L’Italia è purtroppo da tempo un paese particolarmente afflitto dalla piaga della violenza domestica, che spesso sfocia in casi di femminicidio. All’inizio della quarantena si è registrata una diminuzione delle richieste di aiuto da parte delle donne vittime di violenza domestica attraverso i canali ufficiali. Tuttavia tale diminuzione è stata accompagnata da un aumento della gravità dei crimini denunciati. Ciò testimonia come le vittime di violenza domestica, già in difficoltà a chiedere aiuto in condizioni “normali”, non riuscissero a denunciare i soprusi finché questi non arrivavano a livelli di violenza particolarmente elevati. Nelle prime settimane di marzo si è inoltre registrato un alto numero di casi di femminicidio. Fortunatamente le campagne di sensibilizzazione del Governo e di altre associazioni hanno fatto sì che le donne trovassero la forza e i mezzi necessari per denunciare gli abusi subiti con maggiore sicurezza. Oltre al numero verde 1522 è stata attivata anche la possibilità di chiedere aiuto tramite il sito ufficiale del 1522 e l’applicazione YouPol della Polizia di Stato. Inoltre è stata portata avanti una campagna di sensibilizzazione tramite affissione e distribuzione di materiale informativo presso le farmacie in accordo con la Federazione degli Ordini dei Farmacisti, Federfarma e Assofarm. Tutto questo ha portato alla luce la reale gravità della situazione delle donne italiane. I casi denunciati sono infatti aumentati esponenzialmente se confrontati con quelli dello stesso periodo dello scorso anno e con i mesi precedenti l’inizio della pandemia.

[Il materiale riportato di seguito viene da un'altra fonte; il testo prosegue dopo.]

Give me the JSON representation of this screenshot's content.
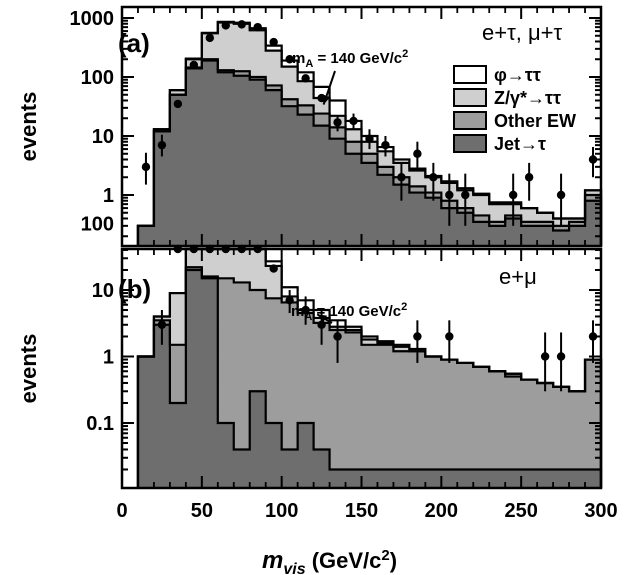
{
  "chart_data": [
    {
      "type": "histogram",
      "panel_label": "(a)",
      "channel": "e+τ, μ+τ",
      "ylabel": "events",
      "yscale": "log",
      "yticks": [
        "1",
        "10",
        "100",
        "1000"
      ],
      "ylim": [
        0.2,
        1200
      ],
      "annotation": "m",
      "annotation_sub": "A",
      "annotation_rest": " = 140 GeV/c",
      "annotation_sup": "2",
      "annotation_arrow_to": [
        125,
        27
      ],
      "bin_edges": [
        10,
        20,
        30,
        40,
        50,
        60,
        70,
        80,
        90,
        100,
        110,
        120,
        130,
        140,
        150,
        160,
        170,
        180,
        190,
        200,
        210,
        220,
        230,
        240,
        250,
        260,
        270,
        280,
        290,
        300
      ],
      "series": [
        {
          "name": "Jet→τ",
          "color": "#6e6e6e",
          "values": [
            0.3,
            12,
            50,
            140,
            190,
            120,
            105,
            90,
            60,
            32,
            23,
            15,
            9,
            5,
            3.5,
            2.2,
            1.5,
            1.1,
            0.9,
            0.6,
            0.5,
            0.35,
            0.3,
            0.4,
            0.3,
            0.3,
            0.25,
            0.3,
            0.8
          ]
        },
        {
          "name": "Other EW",
          "color": "#9d9d9d",
          "values": [
            0.3,
            12,
            50,
            145,
            200,
            130,
            125,
            100,
            72,
            42,
            33,
            24,
            14,
            8,
            5,
            3,
            2,
            1.4,
            1.1,
            0.8,
            0.6,
            0.45,
            0.35,
            0.45,
            0.35,
            0.35,
            0.3,
            0.35,
            1.0
          ]
        },
        {
          "name": "Z/γ*→ττ",
          "color": "#cfcfcf",
          "values": [
            0.3,
            13,
            60,
            200,
            550,
            840,
            800,
            620,
            280,
            150,
            85,
            44,
            22,
            13,
            8,
            5.5,
            3.5,
            2.6,
            2,
            1.6,
            1.2,
            1,
            0.7,
            0.7,
            0.6,
            0.5,
            0.4,
            0.4,
            1.2
          ]
        },
        {
          "name": "φ→ττ",
          "color": "#ffffff",
          "values": [
            0.3,
            13,
            60,
            205,
            560,
            860,
            830,
            670,
            340,
            190,
            120,
            68,
            40,
            18,
            10,
            6.5,
            4,
            2.8,
            2.1,
            1.7,
            1.3,
            1.05,
            0.75,
            0.75,
            0.6,
            0.5,
            0.4,
            0.4,
            1.2
          ]
        }
      ],
      "data_points": [
        {
          "x": 15,
          "y": 3,
          "lo": 1.5,
          "hi": 5.2
        },
        {
          "x": 25,
          "y": 7,
          "lo": 4.5,
          "hi": 10.5
        },
        {
          "x": 35,
          "y": 35
        },
        {
          "x": 45,
          "y": 160
        },
        {
          "x": 55,
          "y": 460
        },
        {
          "x": 65,
          "y": 750
        },
        {
          "x": 75,
          "y": 780
        },
        {
          "x": 85,
          "y": 700
        },
        {
          "x": 95,
          "y": 390
        },
        {
          "x": 105,
          "y": 200
        },
        {
          "x": 115,
          "y": 95
        },
        {
          "x": 125,
          "y": 44
        },
        {
          "x": 135,
          "y": 17,
          "lo": 12,
          "hi": 22
        },
        {
          "x": 145,
          "y": 18,
          "lo": 13,
          "hi": 24
        },
        {
          "x": 155,
          "y": 9,
          "lo": 6,
          "hi": 13
        },
        {
          "x": 165,
          "y": 7,
          "lo": 4.5,
          "hi": 10
        },
        {
          "x": 175,
          "y": 2,
          "lo": 0.8,
          "hi": 3.5
        },
        {
          "x": 185,
          "y": 5,
          "lo": 2.8,
          "hi": 8
        },
        {
          "x": 195,
          "y": 2,
          "lo": 0.8,
          "hi": 3.5
        },
        {
          "x": 205,
          "y": 1,
          "lo": 0.3,
          "hi": 2.3
        },
        {
          "x": 215,
          "y": 1,
          "lo": 0.3,
          "hi": 2.3
        },
        {
          "x": 245,
          "y": 1,
          "lo": 0.3,
          "hi": 2.3
        },
        {
          "x": 255,
          "y": 2,
          "lo": 0.8,
          "hi": 3.5
        },
        {
          "x": 275,
          "y": 1,
          "lo": 0.3,
          "hi": 2.3
        },
        {
          "x": 295,
          "y": 4,
          "lo": 2,
          "hi": 6.5
        }
      ]
    },
    {
      "type": "histogram",
      "panel_label": "(b)",
      "channel": "e+μ",
      "ylabel": "events",
      "yscale": "log",
      "yticks": [
        "0.1",
        "1",
        "10",
        "100"
      ],
      "ylim": [
        0.02,
        250
      ],
      "annotation": "m",
      "annotation_sub": "A",
      "annotation_rest": " = 140 GeV/c",
      "annotation_sup": "2",
      "annotation_arrow_to": [
        121,
        3.5
      ],
      "bin_edges": [
        10,
        20,
        30,
        40,
        50,
        60,
        70,
        80,
        90,
        100,
        110,
        120,
        130,
        140,
        150,
        160,
        170,
        180,
        190,
        200,
        210,
        220,
        230,
        240,
        250,
        260,
        270,
        280,
        290,
        300
      ],
      "series": [
        {
          "name": "Jet→τ",
          "color": "#6e6e6e",
          "values": [
            1,
            3,
            0.2,
            20,
            15,
            0.1,
            0.04,
            0.3,
            0.1,
            0.04,
            0.1,
            0.04,
            0.02,
            0.02,
            0.02,
            0.02,
            0.02,
            0.02,
            0.02,
            0.02,
            0.02,
            0.02,
            0.02,
            0.02,
            0.02,
            0.02,
            0.02,
            0.02,
            0.02
          ]
        },
        {
          "name": "Other EW",
          "color": "#9d9d9d",
          "values": [
            1,
            3.5,
            1.5,
            22,
            16,
            15,
            13,
            10,
            7.5,
            6.5,
            4.5,
            3.2,
            2.5,
            2.3,
            1.5,
            1.5,
            1.2,
            1.2,
            1.0,
            0.9,
            0.8,
            0.7,
            0.6,
            0.5,
            0.45,
            0.4,
            0.35,
            0.3,
            0.9
          ]
        },
        {
          "name": "Z/γ*→ττ",
          "color": "#cfcfcf",
          "values": [
            1,
            4,
            9,
            60,
            150,
            175,
            120,
            75,
            23,
            8,
            5,
            3.8,
            2.8,
            2.5,
            1.8,
            1.6,
            1.4,
            1.2,
            1.0,
            0.9,
            0.8,
            0.7,
            0.6,
            0.55,
            0.45,
            0.4,
            0.35,
            0.3,
            0.9
          ]
        },
        {
          "name": "φ→ττ",
          "color": "#ffffff",
          "values": [
            1,
            4,
            9,
            60,
            155,
            185,
            130,
            85,
            27,
            11,
            7,
            5,
            3.5,
            2.8,
            2,
            1.7,
            1.5,
            1.3,
            1.0,
            0.9,
            0.8,
            0.7,
            0.6,
            0.55,
            0.45,
            0.4,
            0.35,
            0.3,
            0.9
          ]
        }
      ],
      "data_points": [
        {
          "x": 25,
          "y": 3,
          "lo": 1.5,
          "hi": 5
        },
        {
          "x": 35,
          "y": 85
        },
        {
          "x": 45,
          "y": 160
        },
        {
          "x": 55,
          "y": 175
        },
        {
          "x": 65,
          "y": 155
        },
        {
          "x": 75,
          "y": 105
        },
        {
          "x": 85,
          "y": 48
        },
        {
          "x": 95,
          "y": 21
        },
        {
          "x": 105,
          "y": 7,
          "lo": 4.5,
          "hi": 10
        },
        {
          "x": 115,
          "y": 5,
          "lo": 3,
          "hi": 8
        },
        {
          "x": 125,
          "y": 3,
          "lo": 1.5,
          "hi": 5
        },
        {
          "x": 135,
          "y": 2,
          "lo": 0.8,
          "hi": 3.5
        },
        {
          "x": 185,
          "y": 2,
          "lo": 0.8,
          "hi": 3.5
        },
        {
          "x": 205,
          "y": 2,
          "lo": 0.8,
          "hi": 3.5
        },
        {
          "x": 265,
          "y": 1,
          "lo": 0.3,
          "hi": 2.3
        },
        {
          "x": 275,
          "y": 1,
          "lo": 0.3,
          "hi": 2.3
        },
        {
          "x": 295,
          "y": 2,
          "lo": 0.8,
          "hi": 3.5
        }
      ]
    }
  ],
  "xaxis": {
    "label_main": "m",
    "label_sub": "vis",
    "label_rest": "  (GeV/c",
    "label_sup": "2",
    "label_close": ")",
    "xlim": [
      0,
      300
    ],
    "ticks": [
      "0",
      "50",
      "100",
      "150",
      "200",
      "250",
      "300"
    ]
  },
  "legend": {
    "placement": "top-right of panel (a)",
    "entries": [
      {
        "label": "φ→ττ",
        "color": "#ffffff"
      },
      {
        "label": "Z/γ*→ττ",
        "color": "#cfcfcf"
      },
      {
        "label": "Other EW",
        "color": "#9d9d9d"
      },
      {
        "label": "Jet→τ",
        "color": "#6e6e6e"
      }
    ]
  }
}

I dati ufficiali sulla violenza domestica durante il coronavirus

Mentre i mesi di gennaio e febbraio 2020 hanno registrato una diminuzione delle richieste di aiuto al 1522 da parte delle donne vittime di violenza domestica sia rispetto agli stessi mesi del 2019 (circa del 25% tra gennaio 2019 e gennaio 2020) che rispetto alla media mensile delle chiamate del 2019 (587 telefonate), durante la quarantana da Covid-19 si è invece riscontrato un aumento delle segnalazioni al numero dedicato. Già nel mese di marzo si è riscontrato un aumento dei casi che sono passati dai 670 del marzo 2019 ai 716 di quest’anno. Ancora più significativo è stato l’aumento di segnalazioni riscontrato nei primi 18 giorni di aprile: i casi denunciati arrivano a 1037 rispetto ai “soli” 397 casi riscontrati nello stesso periodo del 2019. Inoltre è risultata importante la campagna di comunicazione attuata per diffondere la conoscenza dell’app “1522”. Infatti le segnalazione via chat sono aumentate drasticamente rispetto ai mesi antecedenti il lockdown. Si è passati da 37 segnalazioni a gennaio 2020 e 50 a febbraio 2020 a ben 143 denunce a marzo 2020 fino a 253 nei primi 18 giorni di aprile 2020. Numeri inquietanti che pongono ancora una volta l’accento sul problema della violenza domestica, incrementato dall’epidemia di coronavirus.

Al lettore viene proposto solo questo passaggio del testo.